Ils le doivent, parce qu’ouvertement Trump a mis dans sa personne la force qui doit demeurer attachée au Droit lorsque, par un des Executive Order, il a indiqué que les Autorités de régulation, qu’il a qualifiées de « soi-disant indépendantes » n’avaient plus le droit d’interpréter les textes et qu’il était le seul habilité à interpréter la loi, les autorités étant désormais interdites de le faire, notamment la SEC (Autorité fédérale de régulation financière) et la FTC (Autorité fédérale de la concurrence.
En faisant appel d’un jugement suspendant un autre Executive Order, l’Attorney Général assoit son appel sur le fait que le juge de ce fait aurait méconnu « l’autorité bien-établie du président Trump ». Cette affirmation évoque la loyauté qui serait due au chef. Cette négation du Droit oblige les juristes à agir. Et ils le peuvent.
Actu-Juridique : De quels outils disposent-ils ?
MAFR : L’outil dont le juriste dispose est le Droit. C’est en tant que juriste qu’il doit se manifester. Donc, pas comme victime, ou comme commentateur politique. Non, comme juriste. C’est du Droit que le juriste tire sa légitimité, parce qu’il en connaît les principes fondateurs du système et parce qu’il exerce lui-même une fonction dans le système juridique : Trump est président, mais il ou elle est juge, il ou elle est avocat, il ou elle est professeur, il ou elle est juriste d’entreprise, il ou elle est notaire, etc.
Prenons d’abord ce grand et solide système juridique qu’est le Droit américain. Chacun peut saisir un juge. Des individus et des associations l’ont immédiatement fait. Des procès contre ces Executive Oders se déclenchent à la même vitesse que ceux-ci ont été pris : en rafale. Les universités américaines ont déposé des briefs. Construit sur le modèle romain, c’est par l’action en justice, que ce Droit de Common Law montre sa solidité en se formant par l’action en justice davantage que par la réglementation. Trump ne peut rien contre ce pouvoir de saisir le Préteur.

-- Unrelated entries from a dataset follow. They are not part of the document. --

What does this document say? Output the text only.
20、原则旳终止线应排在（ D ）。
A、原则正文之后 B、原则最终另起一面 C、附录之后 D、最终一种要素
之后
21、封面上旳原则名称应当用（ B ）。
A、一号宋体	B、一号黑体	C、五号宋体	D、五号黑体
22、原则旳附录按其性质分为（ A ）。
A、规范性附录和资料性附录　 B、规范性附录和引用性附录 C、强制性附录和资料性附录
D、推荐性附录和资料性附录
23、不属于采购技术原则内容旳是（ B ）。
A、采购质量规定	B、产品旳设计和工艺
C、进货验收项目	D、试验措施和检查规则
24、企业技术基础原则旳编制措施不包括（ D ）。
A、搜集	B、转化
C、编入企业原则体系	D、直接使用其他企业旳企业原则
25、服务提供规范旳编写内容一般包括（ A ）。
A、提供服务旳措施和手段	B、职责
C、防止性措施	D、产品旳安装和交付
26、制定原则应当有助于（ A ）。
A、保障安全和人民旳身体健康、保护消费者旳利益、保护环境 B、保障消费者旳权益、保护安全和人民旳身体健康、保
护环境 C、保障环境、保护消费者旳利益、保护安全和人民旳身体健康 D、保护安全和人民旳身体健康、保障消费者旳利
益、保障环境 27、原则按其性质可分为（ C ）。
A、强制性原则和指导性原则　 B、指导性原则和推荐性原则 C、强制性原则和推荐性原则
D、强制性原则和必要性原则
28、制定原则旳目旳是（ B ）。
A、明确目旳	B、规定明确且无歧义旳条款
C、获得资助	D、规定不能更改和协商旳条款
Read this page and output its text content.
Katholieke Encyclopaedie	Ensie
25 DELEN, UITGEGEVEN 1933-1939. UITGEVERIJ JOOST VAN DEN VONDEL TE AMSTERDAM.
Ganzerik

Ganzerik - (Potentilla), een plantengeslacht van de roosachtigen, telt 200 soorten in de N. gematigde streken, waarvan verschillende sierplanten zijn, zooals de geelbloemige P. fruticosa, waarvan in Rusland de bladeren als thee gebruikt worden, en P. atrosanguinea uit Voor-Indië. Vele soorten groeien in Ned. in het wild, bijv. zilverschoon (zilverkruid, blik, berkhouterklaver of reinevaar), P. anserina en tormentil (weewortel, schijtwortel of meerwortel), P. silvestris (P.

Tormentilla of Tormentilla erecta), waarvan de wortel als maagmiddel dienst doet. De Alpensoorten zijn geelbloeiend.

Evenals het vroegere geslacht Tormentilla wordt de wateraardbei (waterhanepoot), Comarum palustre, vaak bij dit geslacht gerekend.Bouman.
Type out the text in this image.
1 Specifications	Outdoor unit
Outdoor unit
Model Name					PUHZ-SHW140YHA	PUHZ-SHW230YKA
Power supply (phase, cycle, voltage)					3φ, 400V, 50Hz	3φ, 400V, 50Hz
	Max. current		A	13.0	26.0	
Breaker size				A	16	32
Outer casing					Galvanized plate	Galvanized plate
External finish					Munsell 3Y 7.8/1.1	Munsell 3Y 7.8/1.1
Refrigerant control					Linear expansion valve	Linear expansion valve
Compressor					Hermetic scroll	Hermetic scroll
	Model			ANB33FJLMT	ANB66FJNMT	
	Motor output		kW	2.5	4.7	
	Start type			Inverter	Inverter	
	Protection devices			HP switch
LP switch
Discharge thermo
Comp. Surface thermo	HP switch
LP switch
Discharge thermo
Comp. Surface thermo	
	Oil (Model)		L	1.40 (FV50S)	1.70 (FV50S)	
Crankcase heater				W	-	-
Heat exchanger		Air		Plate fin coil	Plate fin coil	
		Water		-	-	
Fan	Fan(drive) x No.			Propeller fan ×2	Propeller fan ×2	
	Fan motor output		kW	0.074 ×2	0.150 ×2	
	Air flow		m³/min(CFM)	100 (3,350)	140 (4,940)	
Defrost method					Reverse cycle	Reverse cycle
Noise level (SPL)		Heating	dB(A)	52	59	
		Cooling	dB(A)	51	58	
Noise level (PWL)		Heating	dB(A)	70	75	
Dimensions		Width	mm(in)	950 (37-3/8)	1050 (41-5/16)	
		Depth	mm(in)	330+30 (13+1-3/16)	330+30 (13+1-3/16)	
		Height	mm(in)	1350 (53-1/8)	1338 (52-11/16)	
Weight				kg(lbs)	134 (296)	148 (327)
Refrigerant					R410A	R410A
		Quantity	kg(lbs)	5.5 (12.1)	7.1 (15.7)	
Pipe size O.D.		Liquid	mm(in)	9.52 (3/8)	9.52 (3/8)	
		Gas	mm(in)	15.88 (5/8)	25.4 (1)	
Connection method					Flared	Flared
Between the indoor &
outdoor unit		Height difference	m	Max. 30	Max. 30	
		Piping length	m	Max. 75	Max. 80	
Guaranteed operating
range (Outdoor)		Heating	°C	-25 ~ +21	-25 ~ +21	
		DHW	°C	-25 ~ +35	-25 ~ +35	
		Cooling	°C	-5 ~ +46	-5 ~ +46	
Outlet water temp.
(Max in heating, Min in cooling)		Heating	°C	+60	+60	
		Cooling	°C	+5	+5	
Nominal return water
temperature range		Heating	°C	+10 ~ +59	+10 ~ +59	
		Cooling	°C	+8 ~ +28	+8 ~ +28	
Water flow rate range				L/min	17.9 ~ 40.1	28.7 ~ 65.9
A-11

Une fois saisis, les juges ont commencé à rendre des jugements suspendant des Executive Orders. Au passage, ils ont qualifié l’action réglementaire du chef de l’État de « honteuse ». Contre cela, Trump ne peut rien. Ce n’est pas lui qui est protégé contre le contempt of court. Ainsi, face au jugement suspendant le renvoi des étrangers en situation illégale, l’Attorney général a fait appel immédiatement en publiant un communiqué affirmant que le juge serait ainsi l’allié des narcotrafiquants vénézuéliens et que l’association de lutte pour les droits civils serait leur représentant. Ses affirmations, pouvant nourrir une action en diffamation, n’ont pas de portée, car l’Attorney General ne peut pas révoquer le juge ni dissoudre les associations.
Les juges ont statué avec une très grande rapidité. Le chef de l’État ne peut juridiquement leur en faire reproche. Parce que le chef de l’État allait très vite dans l’application, le jugement suspendant les expulsions précisa que le retour sur le sol américain peut être organisé même si les personnes expulsées sont dans des avions qui sont déjà dans les airs.
Certes, le chef de l’État a fait immédiatement appel par la voix de son Attorney général.
Mais le voilà partie à l’instance, et non plus chef.
Il ne fixe plus le calendrier de procédure. Ce sont les juges qui en sont davantage les maîtres. Les délais, tours et détours, peuvent être longs, les incidents, les suspensions, etc. multiples.
Il a face à lui des avocats. L’on comprend qu’immédiatement, le chef attaque le monde des avocats. Car il connait sa puissance pour y avoir puisé pour neutraliser le Droit lorsqu’il n’était pas encore président et pour, procédure après procédure, retarder le moment de rendre des comptes.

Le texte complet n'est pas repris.